Factors Favoring SAVE

Owing to an uptick in demand for leisure air travel, consolidated traffic (measured in revenue passenger miles) at Spirit rose 18% in the March quarter. To cater to this increased demand, capacity (measured in available seat miles) expanded to 12.7%. Load factor increased 3.6 points to 80.8% in the first quarter of 2023. Total operating revenue per available seat miles jumped 23.9% to 10.22 cents in the March quarter. The average yield increased 18.2% to 12.64 cents.

Expecting demand to stay strong, management anticipates second-quarter 2023 total revenues in the $1.46-$1.48 billion range. Adjusted operating margin is projected to be between 4.5% and 6.5%.  

The carrier exited first-quarter 2023 with cash and cash equivalents of $1,516 million, above the current debt of $262 million, implying that the company has sufficient cash to meet its current debt obligations.

Key Risks

The current scenario of rising fuel costs does not bode well for the airline and is hurting its bottom line. Average fuel cost per gallon in the March quarter increased 16.3% year over year to $3.43. Fuel price per gallon is anticipated to be $2.60 in the second quarter of 2023.

Zacks Rank  

SAVE currently carries a Zacks Rank #3 (Hold).

Stocks to Consider

Some better-ranked stocks for investors interested in the Zacks Transportation sector are Copa Holdings, S.A. (CPA - Free Report) and Triton International Limited .

Copa Holdings, which presently flaunts a Zacks Rank #1 (Strong Buy), is aided by improved air-travel demand. We are encouraged by the company’s initiatives to modernize its fleet. CPA's focus on its cargo segment is also impressive. You can see the complete list of today’s Zacks #1 Rank stocks here.

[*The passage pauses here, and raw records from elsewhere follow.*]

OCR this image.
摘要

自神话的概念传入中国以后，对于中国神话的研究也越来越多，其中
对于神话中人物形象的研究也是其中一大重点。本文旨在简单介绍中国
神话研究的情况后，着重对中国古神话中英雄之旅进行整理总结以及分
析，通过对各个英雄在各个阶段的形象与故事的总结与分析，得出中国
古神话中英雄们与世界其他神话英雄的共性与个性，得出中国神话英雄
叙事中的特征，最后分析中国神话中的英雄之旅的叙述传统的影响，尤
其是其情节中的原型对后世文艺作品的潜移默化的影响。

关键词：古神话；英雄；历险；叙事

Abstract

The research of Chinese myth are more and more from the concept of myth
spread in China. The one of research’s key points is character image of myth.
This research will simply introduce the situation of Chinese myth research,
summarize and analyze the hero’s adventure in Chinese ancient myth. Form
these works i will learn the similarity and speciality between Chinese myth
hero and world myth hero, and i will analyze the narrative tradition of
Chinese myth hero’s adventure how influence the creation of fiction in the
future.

For second-quarter and 2023, CPA’s earnings are expected to register 765.6% and 75.4% growth, respectively, on a year-over-year basis.

Triton, which currently carries a Zacks Rank #2 (Buy), is benefiting from its consistent efforts to reward shareholders through dividends and share repurchases.

Triton has an impressive liquidity position. TRTN’s current ratio (a measure of liquidity) was 3.97 at the end of first-quarter 2023. A current ratio of more than 1 often indicates that the company will be easily paying off its short-term obligations.